The residence is one of three all-female residence halls on campus. Originally built for approximately 110 young women, more than 140 first-year students to graduates now live in the building. Martha Cook has many unique traditions, including weekly teas on Fridays. These teas are open to residents and their guests, although all members of the public are invited to Martha Cook's International Tea which is held in early spring each year. Other traditions which residents enjoy include the Dinner for New Women, Handel's Messiah Dinner, and weekly themed buffet dinners. Martha Cook has its own Dining Hall, which is private to those who live in the building. While the pantry has been updated, the wooden tables and chairs, the fireplaces, and the intricate designs allow the dining area to keep its historic appeal. The building is a historic building, and thus while updates have been made over the years, the building still keeps its historic charms. Some of these features include its architectural beauty, the Gold, Red, and Sparking rooms which serve as everything from study spots to the backdrops of Martha Cook events, and the larger sized rooms which accommodate the non-modular furniture.

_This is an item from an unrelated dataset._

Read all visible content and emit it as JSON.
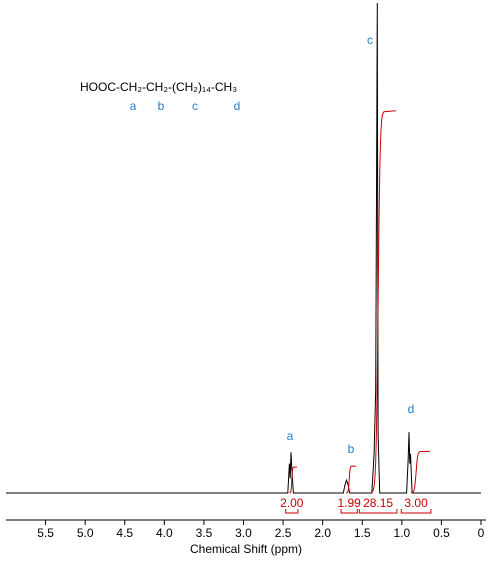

In 1984 the front parlor of Martha Cook, called the Red Room, was transformed by director Robert Altman into the set for the film Secret Honor, a one-man play in which Richard Nixon (portrayed by Philip Baker Hall) sits alone in the San Clemente library reflecting on his presidency. The production crew was mostly made up of students in the film program.

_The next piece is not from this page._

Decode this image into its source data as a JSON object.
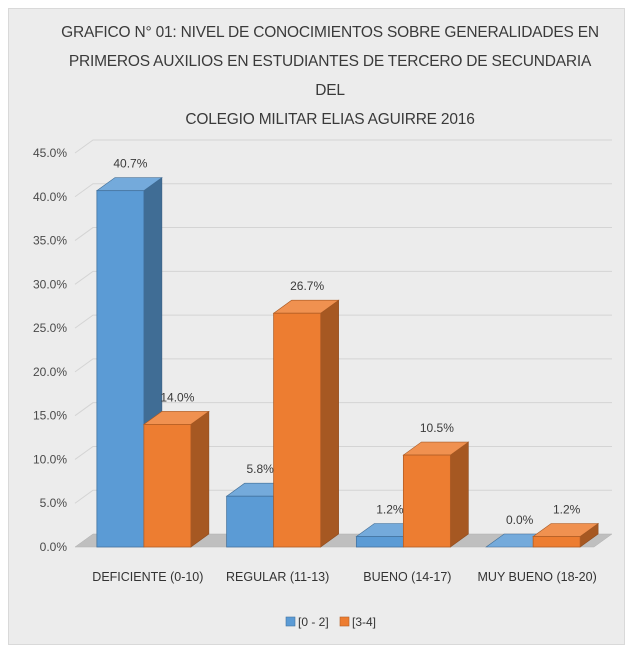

The 100th anniversary of Martha Cook was celebrated over the weekend of October 23–25, 2015, with many past and present residents in attendance. Martha Cook is the only University of Michigan dormitory with an alumni association. There is an alumni board, as well as a board of governors, who help in making key decisions about the maintenance and upgrading of the building, raising scholarship money to assist residents with room and board, and helping plan events such as Fall and Spring Tea, which allow alumni to return to Martha Cook for tea once a semester.

== Location ==
Located on South University, across the street from the Law Quad and the Business School, Martha Cook is one of the closest residence halls to UM's central campus. The street address is 906 S. University Ave.

== History ==
Designed by the architectural firm of York and Sawyer, it was built in 1915. New York lawyer William W. Cook, a Michigan alumnus, donated it to the University in honor of his mother, Martha Wolford Cook. Above the main entrance is a statue of Portia by Furio Piccirilli, described as “Shakespeare’s most intellectual woman.” Samuel Parsons, the prominent landscape architect, designed the garden in 1921.